Veio-me à lembrança um período de minha
infância, quando eu ganhei uma boneca, tinha um vestido de estampa poá, dei-lhe
o nome de Emily. Naquela época, íamos, com meus pais todos os domingos à sessão
de cinema, com direito a dois filmes, e na pressa esqueci minha boneca, na
varanda de nossa casa, é claro que na volta ela havia sumido. Chorei muito,
pois não ganharia outra, com facilidade. A esperança sempre existe, quem sabe
há uma chance de reencontrá-la, mesmo após tantos anos. Questionei-me:
- Poderia
ela ter viajado para conhecer novos mundos, assim como na obra: Kafka e a
boneca viajante?
Pois é,
imaginei Franz Kafka, um dos escritores mais influentes do século XX, envolvido
com o desaparecimento de minha boneca. Eu ficaria famosa, hein!
Dizem que
Kafka ao passear pelo parque de Steglitz, em Berlim, encontrou uma menina chorando
por ter perdido a sua boneca. Conversou por muito tempo com ela, mas não obteve
êxito. Fez a ela algumas perguntas para amenizar a dor da pequena.
-Como é o
seu nome, garotinha?
Choramingando
ela respondeu:
-Elsi.
O diálogo
continuou.
-Que nome
lindo, onde você mora?
-A sua
boneca tem nome?
-Claro que
tem, é Brígida.
Ele elogiou
o nome da boneca dizendo que era um nome muito forte, e com certeza, ela não
havia se perdido estava por ali, pois ninguém esqueceria uma boneca chamada
Brígida.
Disse a ela
que era ‘carteiro de bonecas’ e havia lembrado que recebera uma carta
endereçada à menina. Não a trazia consigo, pois nem pensava encontrá-la por ali,
e muito menos que ela seria a Elsi, da carta.
Prometeu que
no dia seguinte, traria a carta que sua boneca lhe escrevera. Ficou marcado o
encontro no mesmo lugar e hora.
E, naquela
noite, Kafka passou muito tempo dedicando-se a escrever uma linda carta para
Elsie. Ao chegar ao
parque, ele muito atencioso leu para ela pausadamente, é claro que com a
empostação de voz, deixou o assunto mais emocionante. Na carta, Brígida lhe
contou que estava viajando, e resolveu não avisar, nem se despedir, pois tinha
medo de que, suas ideias fossem impedidas. Contou todas as peripécias que
estava vivendo em sua nova vida, conheceu muitas pessoas, muitos idiomas,
muitos estilos de roupa, tudo era maravilhoso.

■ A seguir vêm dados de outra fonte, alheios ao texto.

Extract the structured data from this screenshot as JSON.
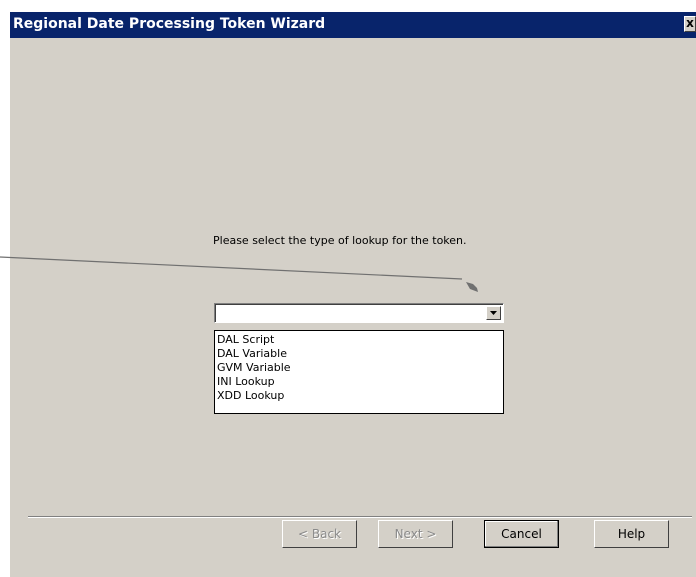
{
  "window": {
    "title": "Regional Date Processing Token Wizard",
    "close_glyph": "x"
  },
  "main": {
    "prompt": "Please select the type of lookup for the token.",
    "combo_value": "",
    "options": [
      "DAL Script",
      "DAL Variable",
      "GVM Variable",
      "INI Lookup",
      "XDD Lookup"
    ]
  },
  "buttons": {
    "back": "< Back",
    "next": "Next >",
    "cancel": "Cancel",
    "help": "Help"
  },
  "colors": {
    "titlebar": "#08246b",
    "dialog_bg": "#d4d0c8"
  },
  "icons": {
    "close": "close-icon",
    "dropdown": "chevron-down-icon",
    "annotation": "arrow-annotation"
  }
}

Foram três semanas de intensa dedicação de
Kafka para com a pequena, todavia ele se preocupava com o final da história,
pois não sabia como seria, e como ajudaria a menina sem magoá-la.
Após três
semanas, Kafka avisa Elsi que sua boneca estava voltando de sua aventura pelo
mundo, planejou como faria, organizou um plano, comprou uma boneca, mas como
não conhecia a boneca que sumiu, precisou escrever uma carta repleta de
histórias, para que ela pudesse
acreditar que era a mesma, que havia voltado.
Na manhã
seguinte, ao encontrar-se com a menina ele lhe entregou a boneca, dizendo:
-Tome a sua boneca,
ela está muito feliz em voltar.
É claro que
ela relutou em chegar perto da boneca e foi logo dizendo em alto e bom tom:
-Esta não é
a minha boneca.
Difícil
situação para o nosso escritor. O que fazer? Agiu rapidamente e disse:
-Há uma
última carta que vou ler a você.
Leu com
muita propriedade, o que ele próprio havia escrito, contou que sua boneca havia
se transformado com tantas viagens, que fizera ao redor do mundo, havia ficado
mais estilosa e mais atraente, mais educada, contou que até um namorado havia
deixado, mas era passado, veio para viver junto com Elsi.
E assim, Franz
Kafka deixou a menina com um largo sorriso e a boneca nos braços.
Posso além disso, ter a esperança de que,
minha boneca de vestido com estampa de poá, também esteja viajando por alguns
países, e quem sabe já arrumou um noivo e nem possa voltar. Esta ideia é
preferível, a pensar que perdi para sempre, a minha querida Emily. Sempre temos
a opção de escolha para sermos felizes.